Mary had a lot of lambs: Researchers identify way to accelerate sheep breeding
August 6, 2009 by Chris Bentley
Former Cornell postdoctoral researcher Raluca Mateescu co-authored a study with Cornell Animal Science Professor Mike Thonney and professor emeritus Doug Hogue that identifies a way to prompt ewes to breed out-of-season, more frequently and at younger ages.
(PhysOrg.com) -- Mary had a little lamb, but only once a year. However, Cornell Sheep Program researchers have discovered an unusual form of a gene that prompts ewes to breed out of season as well as conceive at younger ages and more frequently.
They conducted a simple genetic test to identify the presence of the unusual form of the gene, the so-called M allele that other researchers had suspected might be correlated with out-of-season fertility, in their test flock and then validated the gene's relationship with aseasonal breeding by observing that trait in the flock.
The finding, published in the August issue of the Journal of Animal Science (Vol. 87, No. 8), may be a boon for the sheep industry worldwide, especially when combined with the Sheep Program's STAR system - a method to manage ewes to lamb five times in three years rather than once a year.
"The primary biological limit for sheep production worldwide is the seasonality of breeding, but the market for high-quality lamb is a 52-week thing," said Doug Hogue, professor emeritus of animal science in the College of Agriculture and Life Sciences. His Cornell colleague Mike Thonney and former Cornell postdoctoral researcher Raluca Mateescu, now at Oklahoma State University co-authored the paper with Andrea Lunsford, a graduate student at OSU.
Although the presence of the M allele has been definitively correlated with the ability to breed out of season, the researchers caution that it may only be a marker for the gene actually responsible for the trait.
"Breeding out of season is a complex trait," Mateescu said, "so there are a lot of genes controlling it." Mateescu observed the phenotype - the physical expression of the gene - in the researchers' flock during a postdoctoral fellowship at Cornell.
"In this case, we're talking about a receptor gene for melatonin," Thonney explained. Melatonin is a naturally produced hormone commonly found in many animals. The change in the DNA sequence of the M allele does not change the amino acid sequence of the protein. This means that it may be an accurate indicator for the phenotype of breeding out of season, though it's uncertain whether the gene actually impacts how the sheep's body reacts to melatonin. And there may be a risk of losing the association over generations, the researchers said, as recombination could occur between the marker and the functional gene.
Thus, the researchers stress that it will be very important to validate the gene's ability to indicate for aseasonal breeding each time the allele is bred into a new sheep population.
"I think it's very exciting … we only have one gene, but it's definitely a tool that farmers can use," said Mateescu, who is now focusing on placing markers across the sheep's entire genome to more accurately determine which gene or genes directly affect the trait of aseasonal reproduction.

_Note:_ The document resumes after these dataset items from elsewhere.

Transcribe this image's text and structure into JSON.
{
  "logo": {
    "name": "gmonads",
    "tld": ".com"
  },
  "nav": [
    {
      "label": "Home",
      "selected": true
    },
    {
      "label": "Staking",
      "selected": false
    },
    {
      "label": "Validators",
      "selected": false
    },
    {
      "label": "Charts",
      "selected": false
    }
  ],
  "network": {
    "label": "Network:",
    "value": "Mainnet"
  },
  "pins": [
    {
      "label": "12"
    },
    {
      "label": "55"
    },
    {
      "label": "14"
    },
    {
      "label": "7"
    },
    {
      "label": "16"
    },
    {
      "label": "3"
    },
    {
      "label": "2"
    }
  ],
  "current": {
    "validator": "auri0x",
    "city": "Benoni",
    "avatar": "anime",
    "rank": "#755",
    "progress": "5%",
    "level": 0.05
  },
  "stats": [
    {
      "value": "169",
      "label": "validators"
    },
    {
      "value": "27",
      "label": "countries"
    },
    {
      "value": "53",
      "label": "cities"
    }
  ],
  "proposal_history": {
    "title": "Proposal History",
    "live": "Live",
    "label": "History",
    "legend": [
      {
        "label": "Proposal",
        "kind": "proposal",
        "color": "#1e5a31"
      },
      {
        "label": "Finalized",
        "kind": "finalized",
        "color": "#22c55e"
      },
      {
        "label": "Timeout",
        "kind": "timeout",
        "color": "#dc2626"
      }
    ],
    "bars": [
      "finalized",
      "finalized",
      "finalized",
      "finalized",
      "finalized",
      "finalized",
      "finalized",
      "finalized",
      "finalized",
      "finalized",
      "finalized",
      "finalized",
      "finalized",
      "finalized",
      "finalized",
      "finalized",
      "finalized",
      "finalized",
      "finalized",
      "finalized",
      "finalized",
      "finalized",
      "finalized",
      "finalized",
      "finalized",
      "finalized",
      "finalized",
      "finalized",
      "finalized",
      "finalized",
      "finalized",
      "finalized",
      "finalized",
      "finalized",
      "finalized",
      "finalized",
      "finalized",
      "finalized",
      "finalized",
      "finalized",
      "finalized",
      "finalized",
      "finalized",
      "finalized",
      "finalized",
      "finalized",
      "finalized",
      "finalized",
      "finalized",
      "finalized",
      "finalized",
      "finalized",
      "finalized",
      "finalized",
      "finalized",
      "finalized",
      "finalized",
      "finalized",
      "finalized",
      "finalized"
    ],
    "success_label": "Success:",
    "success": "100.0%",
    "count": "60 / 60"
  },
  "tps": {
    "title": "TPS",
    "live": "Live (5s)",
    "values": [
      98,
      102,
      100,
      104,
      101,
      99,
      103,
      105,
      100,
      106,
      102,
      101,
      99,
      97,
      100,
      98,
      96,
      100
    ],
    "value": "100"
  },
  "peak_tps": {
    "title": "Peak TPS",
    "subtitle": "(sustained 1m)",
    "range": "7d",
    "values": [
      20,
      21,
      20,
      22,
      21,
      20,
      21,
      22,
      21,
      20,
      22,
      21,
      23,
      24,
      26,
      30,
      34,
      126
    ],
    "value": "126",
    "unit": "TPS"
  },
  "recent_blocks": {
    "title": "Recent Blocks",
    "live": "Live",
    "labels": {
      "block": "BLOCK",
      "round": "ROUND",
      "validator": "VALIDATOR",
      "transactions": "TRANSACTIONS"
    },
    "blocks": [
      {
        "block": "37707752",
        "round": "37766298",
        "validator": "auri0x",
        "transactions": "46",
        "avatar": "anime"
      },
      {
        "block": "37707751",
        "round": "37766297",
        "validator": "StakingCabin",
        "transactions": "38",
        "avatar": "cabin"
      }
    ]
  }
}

The allele is particularly useful for management under the STAR system, developed by Hogue and Cornell sheep farm manager Brian Magee in the early 1980s, which uses nutrition and conventional breeding techniques to reduce the time between heats. "If a ewe doesn't get pregnant when she is supposed to, instead of a year, it's only 73 days [using the STAR system] until she has another opportunity," Thonney said.
While the STAR system requires better nutrition and more farm labor to manage the lambing, each lambing event involves fewer ewes than traditional yearly lambing.
The researchers hope that the discovery of the M allele may help the STAR system adapt to consistently high levels of production without any additional risk to flock health.